Based on the examples above, in combination with our finding of advanced wing moult, we conclude that Golden Plovers probably started breeding earlier during the last few decades in response to increasing spring temperatures, and that this has led to advanced moulting. But may the simultaneously occurring agricultural intensification in staging areas also have affected moult? During the last decades, grassland habitat has shrunk and farmers have created extensive monocultures of rye grasses Lolium spec., while water tables have been lowered to enable more frequent fertilisation and mowing (Donald et al. 2001). While this has had strong negative effects on most bird species breeding in farmland (Newton 2004, Donald et al. 2006, Kleijn et al. 2010), effects on birds that are staging or wintering in pastures or on arable fields might be different (Lindström et al. 2010). Fertilisation may actually lead to increased availability of earthworms in grassland (Standen 1984, Curry et al. 2008), thereby positively affecting staging or wintering birds, such as Golden Plovers (Atkinson et al. 2005). Moult speed, however, has not changed in the staging birds, implying that changes in agricultural practises have had no effect on moult.
JJ is grateful for the assistance of the late Durk Posthumes who over many years shared his knowledge and experience of ‘wilsterflappen’, the traditional method for catching Golden Plovers. Maurine Dietz, Theunis Piersma and Ingrid Tulp provided helpful information. We like to thank Ingvar Byrkjedal and Lucie Schmalz for commenting on an early draft of the manuscript.

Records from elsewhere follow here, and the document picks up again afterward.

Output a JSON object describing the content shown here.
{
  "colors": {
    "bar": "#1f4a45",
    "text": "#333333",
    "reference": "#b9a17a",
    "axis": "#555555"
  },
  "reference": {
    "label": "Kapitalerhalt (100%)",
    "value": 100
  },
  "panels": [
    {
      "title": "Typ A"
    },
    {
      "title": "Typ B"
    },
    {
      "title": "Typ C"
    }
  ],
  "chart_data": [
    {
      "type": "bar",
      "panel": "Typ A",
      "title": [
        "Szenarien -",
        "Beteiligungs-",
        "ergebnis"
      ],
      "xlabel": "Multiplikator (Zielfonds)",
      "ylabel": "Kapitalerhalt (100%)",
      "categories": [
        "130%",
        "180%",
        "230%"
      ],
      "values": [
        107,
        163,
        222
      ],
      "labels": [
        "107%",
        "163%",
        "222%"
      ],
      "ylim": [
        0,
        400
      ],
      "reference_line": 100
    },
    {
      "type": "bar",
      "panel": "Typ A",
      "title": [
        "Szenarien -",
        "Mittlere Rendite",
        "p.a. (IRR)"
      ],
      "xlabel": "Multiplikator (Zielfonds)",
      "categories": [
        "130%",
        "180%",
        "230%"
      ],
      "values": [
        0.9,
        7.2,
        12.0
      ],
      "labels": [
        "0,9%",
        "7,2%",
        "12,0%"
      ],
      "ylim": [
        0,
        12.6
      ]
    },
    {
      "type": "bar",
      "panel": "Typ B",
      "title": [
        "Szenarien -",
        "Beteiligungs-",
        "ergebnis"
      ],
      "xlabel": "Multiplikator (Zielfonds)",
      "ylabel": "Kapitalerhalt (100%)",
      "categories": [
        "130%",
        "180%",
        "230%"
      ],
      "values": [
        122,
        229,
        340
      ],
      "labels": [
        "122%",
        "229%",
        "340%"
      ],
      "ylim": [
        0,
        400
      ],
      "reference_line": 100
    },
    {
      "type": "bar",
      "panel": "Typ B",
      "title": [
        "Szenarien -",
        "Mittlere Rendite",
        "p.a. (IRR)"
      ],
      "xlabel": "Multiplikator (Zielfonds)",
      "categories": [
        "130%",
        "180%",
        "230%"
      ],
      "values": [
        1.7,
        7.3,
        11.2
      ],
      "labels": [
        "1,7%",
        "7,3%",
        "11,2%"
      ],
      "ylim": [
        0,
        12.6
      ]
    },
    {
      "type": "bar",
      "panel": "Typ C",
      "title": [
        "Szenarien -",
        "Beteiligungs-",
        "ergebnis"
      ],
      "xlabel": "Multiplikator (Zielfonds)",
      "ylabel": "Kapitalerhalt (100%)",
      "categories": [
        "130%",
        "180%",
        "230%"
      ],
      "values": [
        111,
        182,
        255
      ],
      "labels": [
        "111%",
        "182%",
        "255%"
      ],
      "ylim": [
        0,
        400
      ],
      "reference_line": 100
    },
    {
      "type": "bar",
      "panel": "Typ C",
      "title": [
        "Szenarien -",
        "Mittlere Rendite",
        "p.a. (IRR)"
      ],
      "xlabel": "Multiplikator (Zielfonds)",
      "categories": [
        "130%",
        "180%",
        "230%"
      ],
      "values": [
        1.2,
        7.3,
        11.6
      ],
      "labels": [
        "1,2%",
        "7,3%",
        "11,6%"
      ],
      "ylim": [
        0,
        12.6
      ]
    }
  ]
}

In het najaar van 1978–2011 hebben wij in de provincie Fryslân van 1051 Goudplevieren Pluvialis apricaria de ruiscore van de grote slagpennen bepaald (0 = alle tien slagpennen oud, 50 = alle slagpennen nieuw). De vogels foerageren hier tijdens de trek en gedurende de winter op grasland. We hebben getoetst of de timing van de rui in de loop van de jaren is veranderd en, zo ja, of dit een gevolg zou kunnen zijn van klimaatverandering of door de intensivering van de landbouw wat het biotoop van doortrekkende en overwinterende Goudplevieren heeft veranderd. Uit onze metingen blijkt dat sinds 1990 een bepaalde ruiscore van de grote slagpennen acht dagen eerder in het jaar wordt bereikt dan in de jaren hiervoor. Omdat in die jaren de snelheid waarmee de veren worden vervangen niet is veranderd, nemen we aan dat de vogels in de loop van de tijd eerder met de rui zijn begonnen. Goudplevieren beginnen al tijdens het broeden te ruien en daarom denken we dat de vervroeging van de rui mogelijk een gevolg is van een vroegere start van het broedseizoen sinds 1990. In de gematigde en noordelijke streken is voor verschillende soorten aangetoond dat die in de afgelopen decennia eerder zijn gaan broeden. We vonden ook een correlatie met de Noord-Atlantische Oscillatie-index (NAO), die verband houdt met grootschalige weerpatronen op het noordelijke halfrond. Dit is een aanwijzing dat lange termijn veranderingen in het weer de oorzaak zouden kunnen zijn van de vervroegde rui. Bovenop het effect van de factor ‘jaar’ leverde de factor ‘NAO’ echter geen verbetering van de voorspelling van de timing van de rui op. Blijkbaar correleert de factor ‘jaar’ beter met relevante weersvariabelen dan de factor ‘NAO’. Omdat de snelheid van de rui niet is veranderd, zijn er geen aanwijzingen dat de intensivering van de landbouw een effect heeft gehad op het ruiproces.